Le pays des grottes sacrées
savait que compter pouvait être
plus complexe et plus fort que les simples mots à compter si on comprenait la
façon de le faire. La Première nota avec satisfaction le regain d’attention de
son acolyte.
— On peut utiliser ses
mains, dit la femme. Avec la droite, on compte sur ses doigts en prononçant les
mots jusqu’à cinq.
Elle ferma le poing, leva chacun
de ses doigts l’un après l’autre en commençant par le pouce.
— On compte ensuite sur sa
main gauche jusqu’à dix et on ne peut pas aller plus loin. Mais au lieu
d’utiliser la main gauche pour compter une deuxième série de cinq, on peut
plier un doigt, le pouce, pour retenir la première série de cinq…
Elle leva la main gauche, la
paume vers le bas.
— Puis on compte de nouveau
sur la main droite et on replie le deuxième doigt de la main gauche pour
retenir.
Elle en fit la démonstration, de
sorte qu’elle avait tous les doigts tendus sauf l’index et le pouce de la main
gauche.
— Cela veut dire dix. Si
j’abaisse le doigt suivant, quinze. Vingt avec le suivant encore et vingt-cinq
avec le dernier.
Ayla était stupéfaite. Elle avait
immédiatement compris l’idée, pourtant plus ardue que les mots à compter que
Jondalar lui avait appris. Elle se rappela la première fois qu’elle avait
compté. C’était Creb, le Mog-ur du Clan, qui le lui avait montré mais il ne
pouvait guère aller plus loin que dix. Elle était encore une petite fille quand
il avait placé chacun de ses doigts sur cinq pierres différentes, puis – comme
on lui avait amputé un bras sous le coude – il avait répété
l’opération en imaginant que c’était sa main manquante. Avec de gros efforts, il
parvenait à forcer son imagination pour compter jusqu’à vingt, et il avait été
abasourdi et bouleversé quand elle était allée aisément jusqu’à vingt-cinq.

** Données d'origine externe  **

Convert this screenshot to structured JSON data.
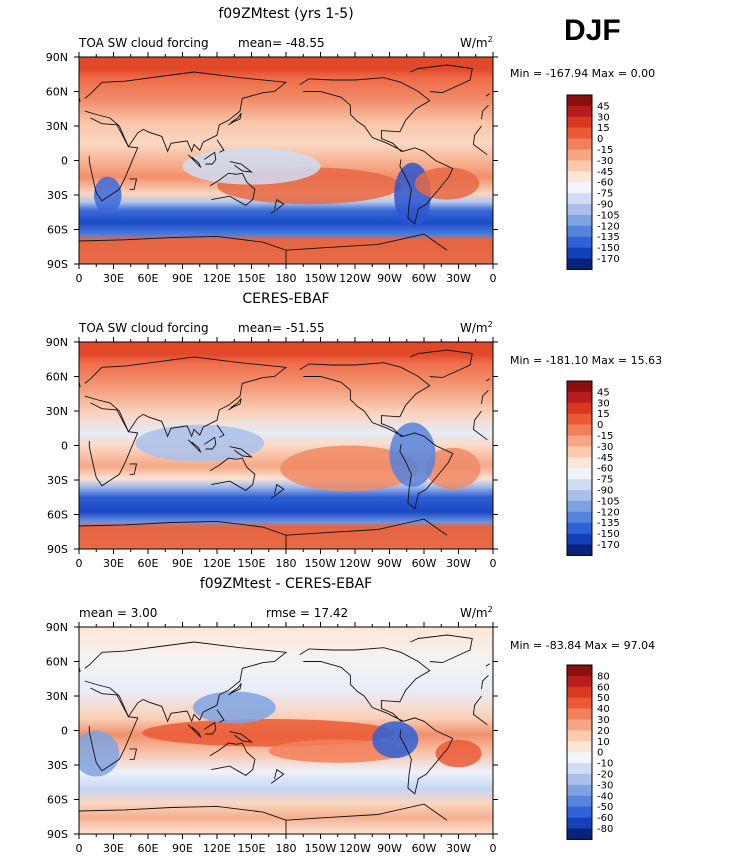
{
  "season": "DJF",
  "lon_ticks": [
    "0",
    "30E",
    "60E",
    "90E",
    "120E",
    "150E",
    "180",
    "150W",
    "120W",
    "90W",
    "60W",
    "30W",
    "0"
  ],
  "lat_ticks": [
    "90N",
    "60N",
    "30N",
    "0",
    "30S",
    "60S",
    "90S"
  ],
  "panels": [
    {
      "title": "f09ZMtest (yrs 1-5)",
      "left_label": "TOA SW cloud forcing",
      "stat_label": "mean=",
      "stat_value": "-48.55",
      "stat2_label": "",
      "stat2_value": "",
      "units": "W/m",
      "units_exp": "2",
      "min_label": "Min =",
      "min_value": "-167.94",
      "max_label": "Max =",
      "max_value": "0.00",
      "colorbar_levels": [
        "45",
        "30",
        "15",
        "0",
        "-15",
        "-30",
        "-45",
        "-60",
        "-75",
        "-90",
        "-105",
        "-120",
        "-135",
        "-150",
        "-170"
      ],
      "colorbar_colors": [
        "#8a0f0f",
        "#b81c1c",
        "#d93a1f",
        "#ea5a35",
        "#f2805a",
        "#f7a585",
        "#fbc9ae",
        "#fde6d6",
        "#f1f4fb",
        "#cfdcf3",
        "#a9c1ea",
        "#7fa3e2",
        "#5683dc",
        "#2e62d6",
        "#1441b8",
        "#09227a"
      ]
    },
    {
      "title": "CERES-EBAF",
      "left_label": "TOA SW cloud forcing",
      "stat_label": "mean=",
      "stat_value": "-51.55",
      "stat2_label": "",
      "stat2_value": "",
      "units": "W/m",
      "units_exp": "2",
      "min_label": "Min =",
      "min_value": "-181.10",
      "max_label": "Max =",
      "max_value": "15.63",
      "colorbar_levels": [
        "45",
        "30",
        "15",
        "0",
        "-15",
        "-30",
        "-45",
        "-60",
        "-75",
        "-90",
        "-105",
        "-120",
        "-135",
        "-150",
        "-170"
      ],
      "colorbar_colors": [
        "#8a0f0f",
        "#b81c1c",
        "#d93a1f",
        "#ea5a35",
        "#f2805a",
        "#f7a585",
        "#fbc9ae",
        "#fde6d6",
        "#f1f4fb",
        "#cfdcf3",
        "#a9c1ea",
        "#7fa3e2",
        "#5683dc",
        "#2e62d6",
        "#1441b8",
        "#09227a"
      ]
    },
    {
      "title": "f09ZMtest - CERES-EBAF",
      "left_label": "",
      "stat_label": "mean =",
      "stat_value": "3.00",
      "stat2_label": "rmse =",
      "stat2_value": "17.42",
      "units": "W/m",
      "units_exp": "2",
      "min_label": "Min =",
      "min_value": "-83.84",
      "max_label": "Max =",
      "max_value": "97.04",
      "colorbar_levels": [
        "80",
        "60",
        "50",
        "40",
        "30",
        "20",
        "10",
        "0",
        "-10",
        "-20",
        "-30",
        "-40",
        "-50",
        "-60",
        "-80"
      ],
      "colorbar_colors": [
        "#8a0f0f",
        "#b81c1c",
        "#d93a1f",
        "#ea5a35",
        "#f2805a",
        "#f7a585",
        "#fbc9ae",
        "#fde6d6",
        "#f1f4fb",
        "#cfdcf3",
        "#a9c1ea",
        "#7fa3e2",
        "#5683dc",
        "#2e62d6",
        "#1441b8",
        "#09227a"
      ]
    }
  ],
  "chart_data": [
    {
      "type": "heatmap",
      "title": "f09ZMtest (yrs 1-5)",
      "variable": "TOA SW cloud forcing",
      "units": "W/m2",
      "mean": -48.55,
      "min": -167.94,
      "max": 0.0,
      "levels": [
        45,
        30,
        15,
        0,
        -15,
        -30,
        -45,
        -60,
        -75,
        -90,
        -105,
        -120,
        -135,
        -150,
        -170
      ],
      "x_range": [
        "0",
        "0"
      ],
      "y_range": [
        "90S",
        "90N"
      ]
    },
    {
      "type": "heatmap",
      "title": "CERES-EBAF",
      "variable": "TOA SW cloud forcing",
      "units": "W/m2",
      "mean": -51.55,
      "min": -181.1,
      "max": 15.63,
      "levels": [
        45,
        30,
        15,
        0,
        -15,
        -30,
        -45,
        -60,
        -75,
        -90,
        -105,
        -120,
        -135,
        -150,
        -170
      ],
      "x_range": [
        "0",
        "0"
      ],
      "y_range": [
        "90S",
        "90N"
      ]
    },
    {
      "type": "heatmap",
      "title": "f09ZMtest - CERES-EBAF",
      "units": "W/m2",
      "mean": 3.0,
      "rmse": 17.42,
      "min": -83.84,
      "max": 97.04,
      "levels": [
        80,
        60,
        50,
        40,
        30,
        20,
        10,
        0,
        -10,
        -20,
        -30,
        -40,
        -50,
        -60,
        -80
      ],
      "x_range": [
        "0",
        "0"
      ],
      "y_range": [
        "90S",
        "90N"
      ]
    }
  ]
}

Elle n’utilisait pas des mots
comme Jondalar. Elle montrait vingt-cinq à Creb en plaçant cinq fois ses cinq
doigts sur cinq cailloux. Il lui avait recommandé de n’en parler à personne. Il
savait qu’elle n’était pas semblable aux membres du Clan mais il n’avait saisi
qu’à ce moment-là l’ampleur de la différence et devinait qu’elle les
inquiéterait, en particulier Brun et les hommes, peut-être assez pour qu’ils la
chassent du foyer.
Pour la plupart des membres du
Clan, compter se réduisait à un, deux, trois et beaucoup, avec toutefois des
gradations dans « beaucoup », et d’autres façons d’estimer des quantités.

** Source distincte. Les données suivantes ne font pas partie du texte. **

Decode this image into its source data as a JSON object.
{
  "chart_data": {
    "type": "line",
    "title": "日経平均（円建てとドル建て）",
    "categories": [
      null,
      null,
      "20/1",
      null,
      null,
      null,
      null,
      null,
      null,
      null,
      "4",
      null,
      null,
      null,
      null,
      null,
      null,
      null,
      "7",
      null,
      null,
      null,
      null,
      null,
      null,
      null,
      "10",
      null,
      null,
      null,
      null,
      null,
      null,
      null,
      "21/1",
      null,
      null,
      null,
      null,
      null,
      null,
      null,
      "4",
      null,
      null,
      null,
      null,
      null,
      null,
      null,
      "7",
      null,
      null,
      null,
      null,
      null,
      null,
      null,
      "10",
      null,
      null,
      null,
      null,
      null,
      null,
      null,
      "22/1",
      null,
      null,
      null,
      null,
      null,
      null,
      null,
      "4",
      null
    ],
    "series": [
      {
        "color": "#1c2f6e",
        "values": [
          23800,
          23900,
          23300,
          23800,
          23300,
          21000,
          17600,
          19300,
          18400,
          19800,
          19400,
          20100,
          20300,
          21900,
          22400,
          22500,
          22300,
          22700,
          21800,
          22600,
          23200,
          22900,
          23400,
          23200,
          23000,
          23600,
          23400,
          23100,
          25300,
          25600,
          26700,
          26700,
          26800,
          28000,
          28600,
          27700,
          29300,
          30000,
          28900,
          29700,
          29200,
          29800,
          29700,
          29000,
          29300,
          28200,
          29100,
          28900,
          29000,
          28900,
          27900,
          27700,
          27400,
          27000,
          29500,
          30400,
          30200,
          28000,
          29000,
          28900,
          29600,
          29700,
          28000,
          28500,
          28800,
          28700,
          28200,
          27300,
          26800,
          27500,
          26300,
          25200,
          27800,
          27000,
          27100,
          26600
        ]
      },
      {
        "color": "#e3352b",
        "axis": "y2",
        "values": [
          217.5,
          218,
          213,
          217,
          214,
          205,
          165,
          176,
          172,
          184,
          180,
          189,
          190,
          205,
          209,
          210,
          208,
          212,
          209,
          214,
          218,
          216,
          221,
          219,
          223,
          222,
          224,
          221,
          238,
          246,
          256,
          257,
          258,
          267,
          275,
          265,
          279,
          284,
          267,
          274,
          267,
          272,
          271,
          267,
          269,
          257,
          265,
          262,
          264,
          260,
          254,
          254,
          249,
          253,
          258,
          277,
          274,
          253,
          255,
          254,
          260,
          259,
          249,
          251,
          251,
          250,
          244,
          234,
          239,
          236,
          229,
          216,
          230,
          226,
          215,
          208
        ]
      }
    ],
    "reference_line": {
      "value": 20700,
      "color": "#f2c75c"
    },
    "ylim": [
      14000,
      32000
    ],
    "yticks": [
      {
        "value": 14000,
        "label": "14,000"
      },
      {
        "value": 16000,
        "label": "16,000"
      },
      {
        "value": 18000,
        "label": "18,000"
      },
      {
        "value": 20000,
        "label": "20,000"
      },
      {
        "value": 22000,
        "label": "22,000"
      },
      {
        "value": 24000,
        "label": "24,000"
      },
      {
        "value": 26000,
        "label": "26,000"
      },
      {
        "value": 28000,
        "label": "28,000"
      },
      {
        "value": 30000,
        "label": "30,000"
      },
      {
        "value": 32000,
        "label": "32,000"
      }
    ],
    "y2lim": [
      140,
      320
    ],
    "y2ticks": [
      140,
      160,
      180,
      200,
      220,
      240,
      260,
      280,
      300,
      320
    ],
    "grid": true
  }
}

Par exemple, ils n’avaient pas de mots à compter pour les années de vie d’un
enfant mais ils savaient qu’un enfant dans son année de naissance était plus
jeune qu’un enfant dans son année d’apprentissage de la marche ou dans son
année de sevrage. D’ailleurs, Brun n’avait pas besoin de compter les membres du
Clan. Il connaissait le nom de chacun et pouvait, d’un coup d’œil, constater
s’il manquait quelqu’un et savoir qui c’était. Les autres partageaient cette
aptitude à des degrés divers.
Ayla n’avait donc parlé à
personne de sa capacité à compter mais ne l’avait pas oubliée. Elle l’avait
utilisée pour elle, en particulier quand elle vivait seule dans sa vallée. Elle
avait consigné le passage du temps en gravant chaque jour une marque sur un
bâton. Elle savait combien de saisons et d’années elle avait passées dans la
vallée sans même avoir de mots à compter, mais, quand Jondalar la rencontra, il
se montra capable de compter les marques sur ses bâtons et de lui dire avec des
mots combien de temps elle y avait vécu. Pour elle, cela avait été comme de la
magie. Maintenant qu’elle comprenait comment il avait fait, elle brûlait d’en
savoir davantage.
— Il y a des façons de
compter plus loin encore, mais c’est compliqué, dit la femme de la Deuxième
Caverne. Comme beaucoup de choses associées à la Zelandonia, ajouta-t-elle en
souriant.
Ceux qui l’écoutaient lui
rendirent son sourire.
— La plupart des signes ont
plus d’un sens, poursuivit-elle. Les deux mains peuvent vouloir dire dix ou
vingt-cinq mais il est possible de préciser quand on en parle : pour dix,
on tourne les paumes vers l’extérieur, pour vingt-cinq on les tourne vers soi.
Dans cette position, on peut compter plus loin, mais cette fois on utilise la
main gauche et on se sert de la droite pour retenir.
Elle fit de nouveau une
démonstration et les acolytes l’imitèrent.